Савва замолчал и приуныл. Наконец он проговорил:

— Как же одной-то тебе… А если ребенка муж не отдаст?

— Вот это-то и печалит меня…

— Ты, однако, не горюй, Дуня, — проговорил Савва. — Если он не станет отдавать, скажи мне… Я куплю у него ребенка… Он до денег падок… Продаст!

Евдокия печально усмехнулась, обнимая отца, А Савва с какою-то недоумевающей грустью смотрел на свою дочь, не понимая, отчего ей хочется жить «самой по себе»!..

И вспомнил он, какая всегда странная была эта Дуня, какая она с молодых лет была богомольщица и вырастала совсем непохожая на своего брата.

«Вся в бабушку! — подумал Савва. — Спастись хочет!» И стало ему удивительно жаль Дуню…

На то ли рассчитывал он?

А Евдокия, глядя на отца с теми же самыми чувствами, с какими отец глядел на нее, тоже раздумывала об отце и не могла понять, к чему это он так дорожит богатством и живет такою жизнью.

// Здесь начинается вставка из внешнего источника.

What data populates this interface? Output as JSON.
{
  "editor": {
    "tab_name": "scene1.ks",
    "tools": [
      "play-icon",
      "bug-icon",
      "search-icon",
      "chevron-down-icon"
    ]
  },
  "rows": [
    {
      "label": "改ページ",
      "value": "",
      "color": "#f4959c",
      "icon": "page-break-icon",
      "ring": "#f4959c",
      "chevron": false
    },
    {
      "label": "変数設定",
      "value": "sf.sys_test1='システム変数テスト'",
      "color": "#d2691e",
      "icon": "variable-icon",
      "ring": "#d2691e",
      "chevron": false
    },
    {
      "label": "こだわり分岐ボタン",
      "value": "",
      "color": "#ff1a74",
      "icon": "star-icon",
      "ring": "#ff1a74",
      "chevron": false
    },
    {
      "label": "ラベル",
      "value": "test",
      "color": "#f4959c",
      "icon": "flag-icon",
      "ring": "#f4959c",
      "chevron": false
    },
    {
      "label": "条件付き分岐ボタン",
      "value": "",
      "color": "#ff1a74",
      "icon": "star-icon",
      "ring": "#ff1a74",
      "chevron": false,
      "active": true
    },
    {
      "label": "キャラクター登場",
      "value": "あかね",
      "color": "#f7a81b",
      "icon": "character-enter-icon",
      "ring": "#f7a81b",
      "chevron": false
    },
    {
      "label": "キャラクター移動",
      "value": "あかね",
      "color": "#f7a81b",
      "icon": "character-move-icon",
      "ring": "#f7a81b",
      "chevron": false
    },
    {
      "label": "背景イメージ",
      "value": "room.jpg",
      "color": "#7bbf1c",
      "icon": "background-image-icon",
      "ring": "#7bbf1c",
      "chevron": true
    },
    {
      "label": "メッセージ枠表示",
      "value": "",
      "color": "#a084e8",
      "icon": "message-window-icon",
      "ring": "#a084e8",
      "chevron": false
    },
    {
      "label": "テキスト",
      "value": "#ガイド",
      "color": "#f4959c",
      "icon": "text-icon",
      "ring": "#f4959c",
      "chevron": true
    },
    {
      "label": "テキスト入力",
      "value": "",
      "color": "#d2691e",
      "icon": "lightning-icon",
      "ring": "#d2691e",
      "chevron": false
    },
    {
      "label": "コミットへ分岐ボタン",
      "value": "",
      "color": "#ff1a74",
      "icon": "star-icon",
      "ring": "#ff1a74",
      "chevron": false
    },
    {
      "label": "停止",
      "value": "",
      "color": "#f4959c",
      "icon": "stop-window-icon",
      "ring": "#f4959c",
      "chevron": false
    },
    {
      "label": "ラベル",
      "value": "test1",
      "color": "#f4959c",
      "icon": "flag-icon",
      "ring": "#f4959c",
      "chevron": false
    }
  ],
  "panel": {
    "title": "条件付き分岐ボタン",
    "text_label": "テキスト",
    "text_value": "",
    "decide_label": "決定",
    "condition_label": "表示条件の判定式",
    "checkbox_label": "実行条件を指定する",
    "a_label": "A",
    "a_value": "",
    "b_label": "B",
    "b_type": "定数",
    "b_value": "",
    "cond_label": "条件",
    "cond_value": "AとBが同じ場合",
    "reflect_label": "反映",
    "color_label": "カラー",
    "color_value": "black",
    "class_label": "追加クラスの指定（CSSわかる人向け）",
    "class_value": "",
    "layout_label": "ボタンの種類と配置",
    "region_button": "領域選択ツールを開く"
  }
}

Они любили друг друга и не понимали один другого.

«Чудная!» — повторил про себя Савва.

«Бедный!» — пожалела про себя Евдокия.

— Послушайте, папенька, — наконец заговорила Евдокия, — я вас буду очень просить…

— О чем, Дуня?

— Если я умру… то деньги, которые вы мне дали, я от вашего имени отдам на доброе дело…

И Евдокия рассказала отцу о своем плане.

— Вы не рассердитесь за это… Ведь нет?..

Савва заметил, как загорался взгляд Евдокии, когда она говорила о своем плане.

— Зачем говорить, Дуня, о смерти. Что ты? Не говори о смерти… Рано еще…

— На всякий случай… я только хотела бы знать: вы не рассердитесь, что я ваши деньги употреблю так, как сказала вам…

— Ах ты, милое мое дитятко! — вдруг произнес Савва под влиянием сильного чувства. — Как же мне сердиться?.. Деньги твои, делай с ними, что хочешь… Ты и тут обо мне вспомнила… От моего имени… — повторял Савва. — Разве я не вижу, что ты бессребреница. Разве я не смекаю, что ты за кроткая душа… Все-то ты раздашь другим, а сама…

— И сама тогда буду счастлива! — восторженно досказала Евдокия. — Так вы не рассердитесь?.. Я уж и завещание такое сделала, — краснея прибавила Евдокия.

— Муж знает?

— Нет.

— Имел он с тобой разговор о деньгах?

— Еще бы. Прежде он только о них и говорил. Предлагал поместить их лучше. Имение купить советовал.

— А ты?

— Я отказывала.

— То-то он и не любит тебя… Он добирался до денег… Ах, Дуня, какой нынче народ! — проговорил Савва.

Евдокия взглянула на отца.

«А сам отец?» — мелькнуло в ее голове.

Леонтьев уехал от Евдокии расстроенный. Когда на другой день он приехал к ней и встретился с Борисом Сергеевичем, то имел с ним объяснение.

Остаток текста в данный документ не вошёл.